Como fotógrafo es básicamente imperdonable dejar partir un momento único, ya que nuestra función primaria como humanos es capturar estos pequeños instantes para proyectar una historia mayor entre un público selecto. Dicho esto, el jardinero de cinco décadas quería una anécdota propia, ser el protagonista de su estirpe, ya que según me comentó ansiaba contarle y comprobarle a su madre (que posiblemente vivía en algún pueblo lejano a la grande  Aguascalientes). Deseaba con todo su ímpetu y años de experiencia una fotografía para enorgullecer a su madre. La inquietud, así como el orgullo con el cual brillaban sus cansados ojos en la espera de una respuesta favorable, rejuvenecieron al taciturno trabajador, era momento de cobrar factura y dar a conocer entonces, su gran legado.
Más allá de lo absurdo o tierno de su objetivo, a mí me costaría en términos técnicos una pequeña danza con mis dedos para calibrar mi cámara con una velocidad de obturación de 1/1000 un f de +-8 y un ISO de 100; mi equipo se devaluaría aproximadamente seis pesos y en mi ordenador personal ocuparía un máximo de veinticinco megas durante una semana. Después, sería una imagen absurda y compartiría el destino de tantas predecesoras, culminarían por dejar de existir por siempre. Era básicamente apuntar y disparar. Sin embargo, el espíritu de fotógrafo fue disminuido como toda pieza humana en ese lugar… A cero. El estúpido afán de seguir las reglas con una minuciosidad casi científica, hizo no capturar un gran logro de una persona ordinaria. Le expliqué los principios básicos del porque no accedería a tomarle su retrato vestido de gloria. Atrapado en un rincón inesperado, el brillo fugaz de sus ojos encalló como plomo en el horizonte de ese tétrico lugar para no volver y esa expresión, al ser recordada, guarda aún un frío aturdidor.

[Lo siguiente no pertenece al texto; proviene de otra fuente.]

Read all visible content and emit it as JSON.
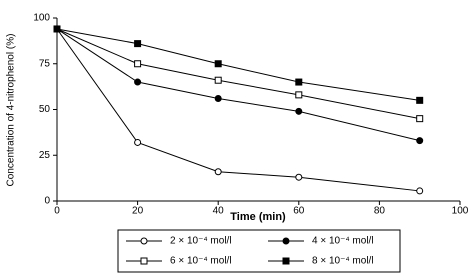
{
  "chart_data": {
    "type": "line",
    "x_label": "Time (min)",
    "y_label": "Concentration of 4-nitrophenol (%)",
    "x": [
      0,
      20,
      40,
      60,
      90
    ],
    "series": [
      {
        "name": "2 × 10⁻⁴ mol/l",
        "color": "#000000",
        "marker": "open-circle",
        "values": [
          94,
          32,
          16,
          13,
          5.5
        ]
      },
      {
        "name": "4 × 10⁻⁴ mol/l",
        "color": "#000000",
        "marker": "filled-circle",
        "values": [
          94,
          65,
          56,
          49,
          33
        ]
      },
      {
        "name": "6 × 10⁻⁴ mol/l",
        "color": "#000000",
        "marker": "open-square",
        "values": [
          94,
          75,
          66,
          58,
          45
        ]
      },
      {
        "name": "8 × 10⁻⁴ mol/l",
        "color": "#000000",
        "marker": "filled-square",
        "values": [
          94,
          86,
          75,
          65,
          55
        ]
      }
    ],
    "xlim": [
      0,
      100
    ],
    "xticks": [
      0,
      20,
      40,
      60,
      80,
      100
    ],
    "ylim": [
      0,
      100
    ],
    "yticks": [
      0,
      25,
      50,
      75,
      100
    ],
    "grid": false,
    "legend": "bottom"
  }
}
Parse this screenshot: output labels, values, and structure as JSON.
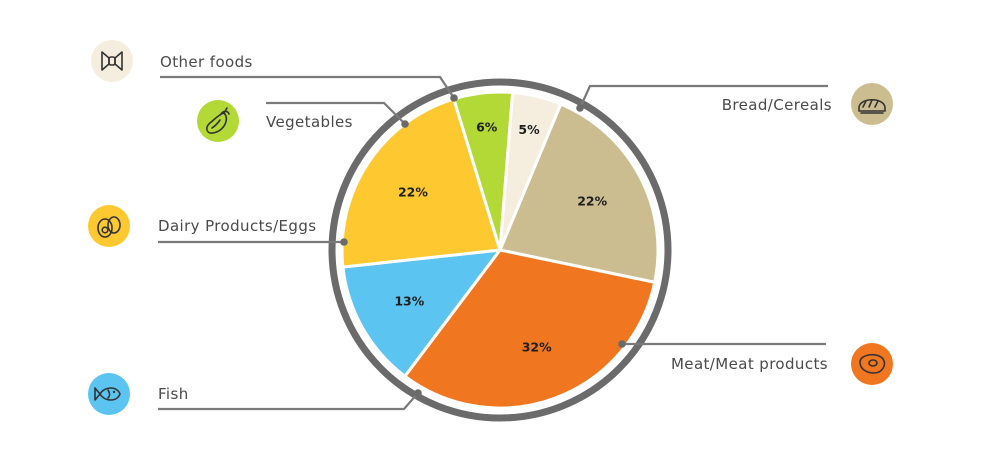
{
  "chart_data": {
    "type": "pie",
    "title": "",
    "categories": [
      "Bread/Cereals",
      "Meat/Meat products",
      "Fish",
      "Dairy Products/Eggs",
      "Vegetables",
      "Other foods"
    ],
    "values": [
      22,
      32,
      13,
      22,
      6,
      5
    ],
    "value_labels": [
      "22%",
      "32%",
      "13%",
      "22%",
      "6%",
      "5%"
    ],
    "legend": "callouts-with-icons",
    "slices": [
      {
        "name": "Bread/Cereals",
        "value": 22,
        "label": "22%",
        "color": "#ccbd91",
        "icon_bg": "#ccbd91",
        "icon": "bread-icon"
      },
      {
        "name": "Meat/Meat products",
        "value": 32,
        "label": "32%",
        "color": "#f07620",
        "icon_bg": "#f07620",
        "icon": "steak-icon"
      },
      {
        "name": "Fish",
        "value": 13,
        "label": "13%",
        "color": "#5bc4f1",
        "icon_bg": "#5bc4f1",
        "icon": "fish-icon"
      },
      {
        "name": "Dairy Products/Eggs",
        "value": 22,
        "label": "22%",
        "color": "#fec930",
        "icon_bg": "#fec930",
        "icon": "eggs-icon"
      },
      {
        "name": "Vegetables",
        "value": 6,
        "label": "6%",
        "color": "#b2d935",
        "icon_bg": "#b2d935",
        "icon": "eggplant-icon"
      },
      {
        "name": "Other foods",
        "value": 5,
        "label": "5%",
        "color": "#f5eedf",
        "icon_bg": "#f5eedf",
        "icon": "candy-icon"
      }
    ]
  },
  "colors": {
    "outer_ring": "#6b6b6b",
    "leader_line": "#7a7a7a",
    "separator": "#ffffff"
  }
}
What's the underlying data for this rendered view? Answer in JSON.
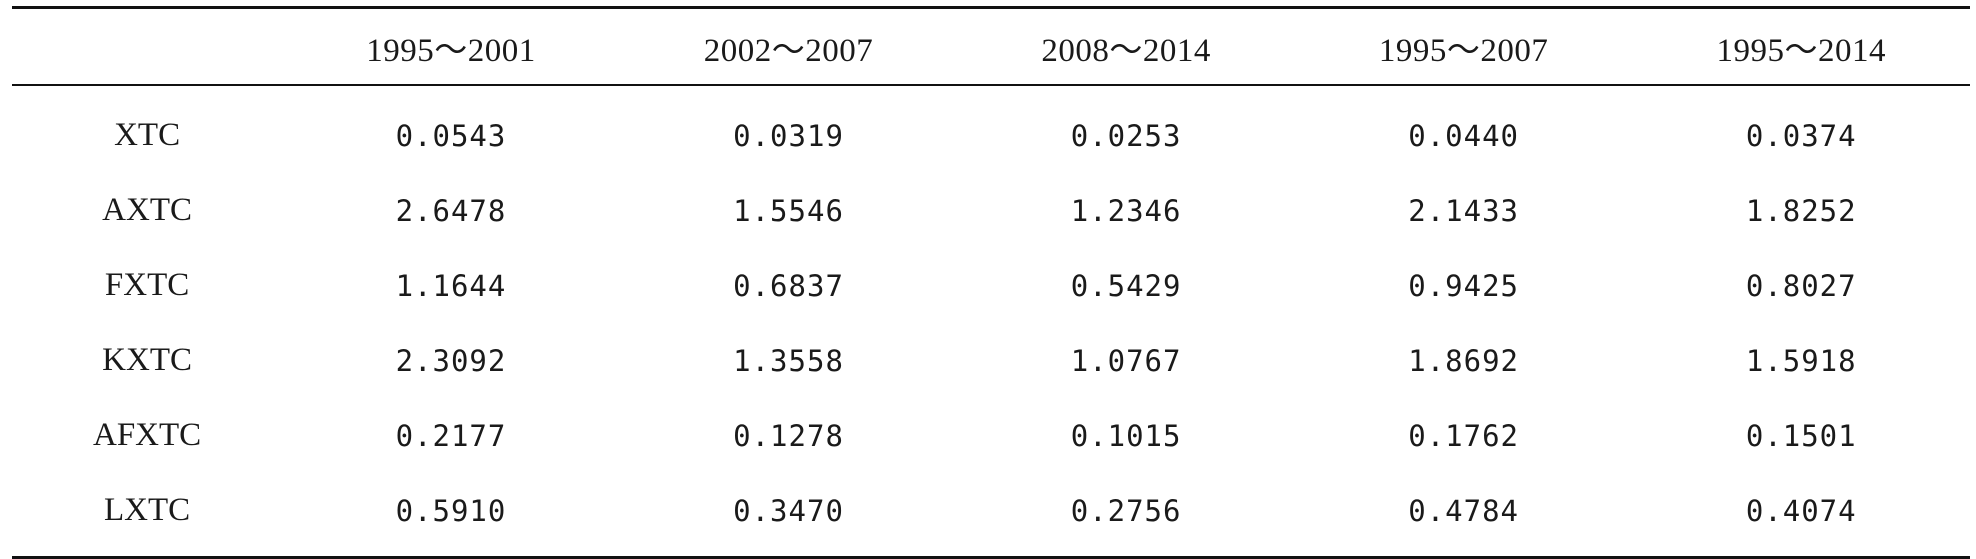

El jardinero entonces, sólo podría guardar su experiencia en el mundo de la fantasía intangible. Aquel territorio tocado únicamente por las mentes inocentes capaces de creer y devorar su gran triunfo, pero acá, en el mundo asqueroso que apesta a realidad, seguirá siendo un pobre infeliz sin una fotografía que nos permita ser testigos (por siempre) de su mediana grandeza, una madre en algún lugar quedará sin creer y experimentar en carne propia el orgullo de su hijo trabajador.

No supe más del jardinero, si trabaja aún en la planta o no, de ser así, seguramente aquel encuentro ha sido despojado de su mente, sustituido por una dosis de rutina, diario acontecer. En retrospectiva, el costo de no presionar el disparador en esa ocasión ha generado un cargo de consciencia negativo y pesado en mi mente, un profundo e innegable aprendizaje, valioso, obscuro. Pero en el balance final, el jardinero y su madre sin saberlo, perdieron una la oportunidad de compartir a través de una fotografía, un simple momento de gozo e unión, instante negado por un fotógrafo cobarde e inexperto.